Aile kurumu, ancak İslam’ın her bir ferde yüklediği sorumlulukların hayata geçirilmesi ile korunabilir. Çünkü İslam yeryüzünün tek dengesidir ve adaletin ta kendisidir. Her bir ferde yükümlülüklerini yüklerken, o ferdin fıtri kabiliyetlerini, ruhsal yapısını ve farklılıklarını esas alır. Siz bir buzdolabını çamaşır makinası gibi kullanmaya kalkarsanız randıman alamazsınız. İkisinin de mahiyeti farklıdır. Onları tasarlayanlar belli bir amaca hizmet etmeleri için tasarlamışlardır. Adalet, bu aletlerin tabiatları üzerine kullanılmalarıdır.
Küçük bir alem olan insan ise çok daha ulvi vazifeleri yerine getirmek üzere yaratılmıştır. Bu ulvi vazife Allah’a kul olmaktır. ‘Biz cinleri ve insanları yalnızca bize ibadet etsinler diye yarattık’ (Zariyat:56) Yüce Allah insanın kulluktaki tekamül yolculuğu aile içerisinde gerçekleşsin diye kendi cinsinden insana eşler yaratmıştır. “Huzur bulasınız diye kendi cinsinizden eşler yaratması, aranızda sevgi ve merhamet var etmesi O’nun varlığının delillerindendir” (Rum:21)
İnsanoğlunun tam anlamıyla duygusal bir tatmine ve huzura kavuşabileceği tek mekandır aile. Bunun sağlanabilmesi için ise eşlere düşen sorumluluk ve haklar var. Her bir eşin sorumluluğu tıpkı az önce verdiğimiz örnekteki gibi, eşitlik nosyonuyla aynileştirilemez, eşler birbirleriyle rekabete sokulamaz. Dengeler alt üst olur. Ancak kadının kadın olarak, erkeğin erkek olarak kalması ve doğuştan gelen vasıfların korunması sayesinde ailede bütünlük ve uyum sağlanabilir. İşte İslam'ın gerçekleştirmek istediği bu denge sistemleştirildiği, referans alındığı takdirde sonlar en aza indirgenir.

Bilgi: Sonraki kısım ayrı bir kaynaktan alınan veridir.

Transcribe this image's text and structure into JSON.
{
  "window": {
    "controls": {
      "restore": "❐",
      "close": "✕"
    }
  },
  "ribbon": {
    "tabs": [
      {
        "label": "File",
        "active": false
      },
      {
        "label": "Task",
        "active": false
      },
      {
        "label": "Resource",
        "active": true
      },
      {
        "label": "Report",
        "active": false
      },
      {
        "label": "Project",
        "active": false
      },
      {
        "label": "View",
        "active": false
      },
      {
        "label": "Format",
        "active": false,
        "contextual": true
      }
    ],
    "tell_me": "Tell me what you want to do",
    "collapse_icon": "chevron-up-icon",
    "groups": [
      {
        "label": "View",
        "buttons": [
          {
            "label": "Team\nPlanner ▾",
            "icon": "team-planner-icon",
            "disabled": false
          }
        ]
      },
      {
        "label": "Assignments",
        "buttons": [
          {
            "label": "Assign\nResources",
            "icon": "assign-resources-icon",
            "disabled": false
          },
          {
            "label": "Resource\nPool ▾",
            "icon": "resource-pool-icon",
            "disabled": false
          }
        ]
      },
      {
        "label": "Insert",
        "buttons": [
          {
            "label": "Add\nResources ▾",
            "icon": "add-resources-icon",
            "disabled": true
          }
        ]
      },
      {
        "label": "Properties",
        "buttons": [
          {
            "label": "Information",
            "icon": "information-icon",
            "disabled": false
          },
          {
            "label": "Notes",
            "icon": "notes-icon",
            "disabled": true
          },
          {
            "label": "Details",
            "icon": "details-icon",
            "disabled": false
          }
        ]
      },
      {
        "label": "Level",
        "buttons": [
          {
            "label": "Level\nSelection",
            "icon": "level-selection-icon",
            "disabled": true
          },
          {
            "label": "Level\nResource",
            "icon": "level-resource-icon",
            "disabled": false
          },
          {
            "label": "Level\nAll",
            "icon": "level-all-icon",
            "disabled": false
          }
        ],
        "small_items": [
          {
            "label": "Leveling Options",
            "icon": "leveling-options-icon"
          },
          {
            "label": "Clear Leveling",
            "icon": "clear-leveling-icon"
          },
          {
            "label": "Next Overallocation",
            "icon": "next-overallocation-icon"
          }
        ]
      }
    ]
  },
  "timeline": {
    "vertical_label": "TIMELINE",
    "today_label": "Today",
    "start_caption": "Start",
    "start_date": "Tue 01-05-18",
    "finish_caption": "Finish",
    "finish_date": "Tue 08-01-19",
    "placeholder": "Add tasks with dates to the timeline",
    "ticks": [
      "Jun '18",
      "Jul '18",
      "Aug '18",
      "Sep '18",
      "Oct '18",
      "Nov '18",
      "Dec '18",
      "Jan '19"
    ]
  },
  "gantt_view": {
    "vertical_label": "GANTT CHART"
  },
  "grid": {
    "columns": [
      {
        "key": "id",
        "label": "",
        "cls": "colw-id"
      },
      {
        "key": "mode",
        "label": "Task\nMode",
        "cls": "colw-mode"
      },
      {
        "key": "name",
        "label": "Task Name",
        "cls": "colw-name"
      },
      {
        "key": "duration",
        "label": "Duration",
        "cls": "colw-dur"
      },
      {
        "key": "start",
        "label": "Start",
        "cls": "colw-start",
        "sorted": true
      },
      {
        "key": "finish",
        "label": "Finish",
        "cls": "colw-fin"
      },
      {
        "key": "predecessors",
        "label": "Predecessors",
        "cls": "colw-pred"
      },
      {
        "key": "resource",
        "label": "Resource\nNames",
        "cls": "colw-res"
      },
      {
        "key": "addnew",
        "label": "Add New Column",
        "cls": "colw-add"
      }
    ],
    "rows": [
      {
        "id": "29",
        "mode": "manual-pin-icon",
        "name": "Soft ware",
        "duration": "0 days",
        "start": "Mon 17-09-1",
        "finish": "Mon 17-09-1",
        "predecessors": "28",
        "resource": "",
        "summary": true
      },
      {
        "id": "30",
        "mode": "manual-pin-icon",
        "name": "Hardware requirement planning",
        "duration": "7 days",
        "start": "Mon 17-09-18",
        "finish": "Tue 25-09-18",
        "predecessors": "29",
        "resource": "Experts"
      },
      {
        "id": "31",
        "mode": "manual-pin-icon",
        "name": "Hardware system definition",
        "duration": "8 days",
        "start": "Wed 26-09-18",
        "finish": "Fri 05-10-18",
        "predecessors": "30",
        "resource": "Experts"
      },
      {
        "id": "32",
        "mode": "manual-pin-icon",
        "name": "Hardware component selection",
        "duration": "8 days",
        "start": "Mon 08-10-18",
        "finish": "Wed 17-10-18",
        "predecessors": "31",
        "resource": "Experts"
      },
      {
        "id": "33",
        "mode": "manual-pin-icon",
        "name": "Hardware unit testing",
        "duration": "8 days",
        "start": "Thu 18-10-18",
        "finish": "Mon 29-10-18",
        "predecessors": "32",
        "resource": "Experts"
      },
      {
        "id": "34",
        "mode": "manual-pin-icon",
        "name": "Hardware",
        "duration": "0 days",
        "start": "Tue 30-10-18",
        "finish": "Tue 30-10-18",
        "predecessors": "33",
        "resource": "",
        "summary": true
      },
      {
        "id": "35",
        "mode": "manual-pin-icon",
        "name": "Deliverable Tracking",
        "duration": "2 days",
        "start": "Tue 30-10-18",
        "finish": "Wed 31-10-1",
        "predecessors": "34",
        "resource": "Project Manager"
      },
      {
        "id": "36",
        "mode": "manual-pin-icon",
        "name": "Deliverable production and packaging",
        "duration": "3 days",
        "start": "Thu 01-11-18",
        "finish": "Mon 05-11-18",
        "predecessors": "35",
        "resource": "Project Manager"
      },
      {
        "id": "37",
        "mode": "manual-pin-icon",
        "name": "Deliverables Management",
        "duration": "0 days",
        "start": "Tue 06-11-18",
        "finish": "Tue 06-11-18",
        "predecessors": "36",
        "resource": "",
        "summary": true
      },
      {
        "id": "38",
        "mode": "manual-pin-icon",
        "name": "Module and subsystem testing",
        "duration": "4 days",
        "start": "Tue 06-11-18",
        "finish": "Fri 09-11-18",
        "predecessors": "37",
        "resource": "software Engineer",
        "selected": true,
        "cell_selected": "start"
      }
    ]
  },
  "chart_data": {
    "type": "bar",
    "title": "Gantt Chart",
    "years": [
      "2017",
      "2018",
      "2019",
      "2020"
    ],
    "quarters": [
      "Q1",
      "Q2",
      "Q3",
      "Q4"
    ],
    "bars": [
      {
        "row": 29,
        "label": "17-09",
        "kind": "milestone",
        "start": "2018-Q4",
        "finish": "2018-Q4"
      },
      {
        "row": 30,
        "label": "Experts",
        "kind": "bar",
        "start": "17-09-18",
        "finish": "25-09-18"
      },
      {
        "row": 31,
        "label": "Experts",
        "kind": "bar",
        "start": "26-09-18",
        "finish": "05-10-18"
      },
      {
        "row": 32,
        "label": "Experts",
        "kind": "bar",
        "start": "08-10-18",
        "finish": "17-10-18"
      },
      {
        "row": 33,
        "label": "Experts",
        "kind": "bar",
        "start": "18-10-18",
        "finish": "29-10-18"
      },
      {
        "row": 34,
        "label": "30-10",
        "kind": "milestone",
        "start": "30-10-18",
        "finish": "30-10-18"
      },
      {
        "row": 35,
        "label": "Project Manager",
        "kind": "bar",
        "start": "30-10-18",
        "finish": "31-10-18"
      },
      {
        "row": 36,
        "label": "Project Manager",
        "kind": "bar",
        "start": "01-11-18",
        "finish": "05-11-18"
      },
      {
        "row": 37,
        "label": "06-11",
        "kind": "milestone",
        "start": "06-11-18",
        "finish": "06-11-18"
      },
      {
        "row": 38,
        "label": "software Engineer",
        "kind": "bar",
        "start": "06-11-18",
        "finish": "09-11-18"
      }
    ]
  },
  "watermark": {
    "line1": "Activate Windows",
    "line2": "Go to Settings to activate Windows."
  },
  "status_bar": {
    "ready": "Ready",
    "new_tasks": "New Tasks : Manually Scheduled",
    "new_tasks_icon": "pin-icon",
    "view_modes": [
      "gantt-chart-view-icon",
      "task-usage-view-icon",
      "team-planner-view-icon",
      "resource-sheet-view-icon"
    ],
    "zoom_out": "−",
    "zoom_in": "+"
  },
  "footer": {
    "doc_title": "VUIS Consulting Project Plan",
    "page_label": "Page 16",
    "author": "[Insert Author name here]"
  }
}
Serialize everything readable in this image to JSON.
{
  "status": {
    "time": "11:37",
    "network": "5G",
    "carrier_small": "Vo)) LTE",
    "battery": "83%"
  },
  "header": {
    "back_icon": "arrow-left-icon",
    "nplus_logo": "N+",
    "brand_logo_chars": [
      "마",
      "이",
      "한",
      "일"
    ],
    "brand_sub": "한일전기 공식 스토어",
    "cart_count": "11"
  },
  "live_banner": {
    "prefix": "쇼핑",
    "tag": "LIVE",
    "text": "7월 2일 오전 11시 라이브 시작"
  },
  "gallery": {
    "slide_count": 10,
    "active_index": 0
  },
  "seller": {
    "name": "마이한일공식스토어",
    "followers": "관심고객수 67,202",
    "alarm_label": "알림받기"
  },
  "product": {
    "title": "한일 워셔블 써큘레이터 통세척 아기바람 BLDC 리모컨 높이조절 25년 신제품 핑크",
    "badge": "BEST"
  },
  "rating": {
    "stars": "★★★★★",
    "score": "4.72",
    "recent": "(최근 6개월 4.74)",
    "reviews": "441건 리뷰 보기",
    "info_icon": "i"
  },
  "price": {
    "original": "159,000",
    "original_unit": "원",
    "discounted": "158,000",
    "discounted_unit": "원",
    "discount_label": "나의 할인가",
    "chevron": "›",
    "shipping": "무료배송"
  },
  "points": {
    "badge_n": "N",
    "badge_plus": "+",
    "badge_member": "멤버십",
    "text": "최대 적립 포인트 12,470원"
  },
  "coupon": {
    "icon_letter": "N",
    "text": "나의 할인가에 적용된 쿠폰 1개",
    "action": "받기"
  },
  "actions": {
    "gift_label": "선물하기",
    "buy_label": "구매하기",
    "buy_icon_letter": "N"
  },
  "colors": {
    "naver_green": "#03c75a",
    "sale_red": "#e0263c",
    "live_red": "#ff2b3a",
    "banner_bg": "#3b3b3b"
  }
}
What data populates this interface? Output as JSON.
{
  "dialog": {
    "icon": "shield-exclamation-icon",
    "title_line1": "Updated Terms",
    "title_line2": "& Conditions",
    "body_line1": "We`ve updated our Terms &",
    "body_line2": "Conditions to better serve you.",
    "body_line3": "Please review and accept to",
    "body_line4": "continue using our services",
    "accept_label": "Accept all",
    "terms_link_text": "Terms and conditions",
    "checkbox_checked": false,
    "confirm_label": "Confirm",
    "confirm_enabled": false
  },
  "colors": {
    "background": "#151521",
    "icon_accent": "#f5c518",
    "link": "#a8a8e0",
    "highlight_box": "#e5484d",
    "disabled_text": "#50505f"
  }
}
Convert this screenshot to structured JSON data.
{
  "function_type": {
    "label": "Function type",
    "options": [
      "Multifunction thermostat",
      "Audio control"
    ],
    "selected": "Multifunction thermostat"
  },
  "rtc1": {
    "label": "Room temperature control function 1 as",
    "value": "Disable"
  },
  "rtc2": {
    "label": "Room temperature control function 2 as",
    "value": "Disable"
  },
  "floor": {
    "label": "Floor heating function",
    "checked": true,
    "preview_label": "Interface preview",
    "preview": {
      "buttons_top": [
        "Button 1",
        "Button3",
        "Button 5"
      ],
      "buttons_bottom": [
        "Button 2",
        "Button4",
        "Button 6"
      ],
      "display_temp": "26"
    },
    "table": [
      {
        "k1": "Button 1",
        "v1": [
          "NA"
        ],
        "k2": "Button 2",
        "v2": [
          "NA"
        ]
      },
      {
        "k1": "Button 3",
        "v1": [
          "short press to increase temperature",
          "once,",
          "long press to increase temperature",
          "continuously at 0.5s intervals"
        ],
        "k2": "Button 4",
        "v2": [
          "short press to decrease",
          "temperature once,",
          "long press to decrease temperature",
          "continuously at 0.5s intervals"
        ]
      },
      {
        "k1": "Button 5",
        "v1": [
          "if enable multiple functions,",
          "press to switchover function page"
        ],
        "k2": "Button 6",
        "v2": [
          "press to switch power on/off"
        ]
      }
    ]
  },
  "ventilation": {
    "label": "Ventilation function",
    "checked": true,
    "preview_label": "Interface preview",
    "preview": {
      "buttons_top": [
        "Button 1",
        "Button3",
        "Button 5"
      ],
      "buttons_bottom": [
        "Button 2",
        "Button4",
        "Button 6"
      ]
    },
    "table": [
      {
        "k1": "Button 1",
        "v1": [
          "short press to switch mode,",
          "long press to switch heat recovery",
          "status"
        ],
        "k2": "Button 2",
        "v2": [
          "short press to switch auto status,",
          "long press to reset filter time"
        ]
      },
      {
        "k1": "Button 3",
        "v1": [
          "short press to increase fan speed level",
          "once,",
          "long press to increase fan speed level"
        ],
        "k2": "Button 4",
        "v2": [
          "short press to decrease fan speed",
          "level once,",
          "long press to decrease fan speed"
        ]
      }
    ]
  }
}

Maalesef ki aile kurumu kadını kadın, erkeği de erkek olarak kabul etmeyen, yeniden ve tabiatına aykırı bir şekilde kurgulayan Toplumsal Cinsiyet odaklı feminizmin yönlendirmeleri altında. Bu ideoloji merkeze alınarak, eşitlik nosyonuyla aile fertleri birbirlerine karşı kışkırtılıyor, ayrıştırılıyor ve yarıştırılıyor. Bu sayede Batıda nerdeyse aile diye bir şey kalmadı. Çünkü aile fertlerini birbirine bağlayacak her bağı kopardılar. Bağlar kopunca huzurun ve sekinetin kol gezmesi gereken mekanlar, şiddet ve çatışmaların üretildiği mekanlara döndü.
Ülkemizde de Batının dayattığı bu Batılı feminist paradigma, Aile Politikalarının merkezine alınmasıyla birlikte, Batılıların 150 yılda yaşadığı tahribatı, 60 yıl gibi bir hızla kat ettik. Ak Parti hükümeti, 20 küsür yıllık iktidarlığında birçok aile bakanı değiştirdi, fakat bu paradigmayı değiştirmediği için tahribat hızla artmaya devam ediyor. Bundan acilen vazgeçilmeli, eşleri, çocukları, aile büyüklerini fıtri, insani, ahlaki olarak konumlandıran Aziz İslam dini referans alınmalıdır.
Sorun yaşayan eşler için, Yüce Allah’ın öngördüğü çözüm yöntemi olan ‘aile arabuluculuğunun’ bugün Avrupa’nın bazı ülkelerinde uygulanmaya başlanması İslam'dan başka reçetenin kalmadığının da ispatıdır. Sorun yaşayan ailelerin başvurabileceği ya da boşanmak için mahkemeye başvuran ailelerin yönlendirilebileceği bu mekanizmanın iki fonksiyonu var. Birincisi eşler arası sorunların masaya yatırılması ve etraflıca değerlendirilmesi, eşlere yol gösterilmesi sayesinde birçok ailenin kurtarılmasına vesile olması, ikincisi ise barışmayan eşlerin çatışmaksızın, şiddeti ortadan kaldıracak şekilde boşanabilmelerinin yolunun açılmasıdır.
Şu yeryüzünde Yüce Allah’ın kanunlarının yerini tutabilecek bir nizam daha kurulamamıştır. Son kalemiz olan aile ancak İslamla kurtulur.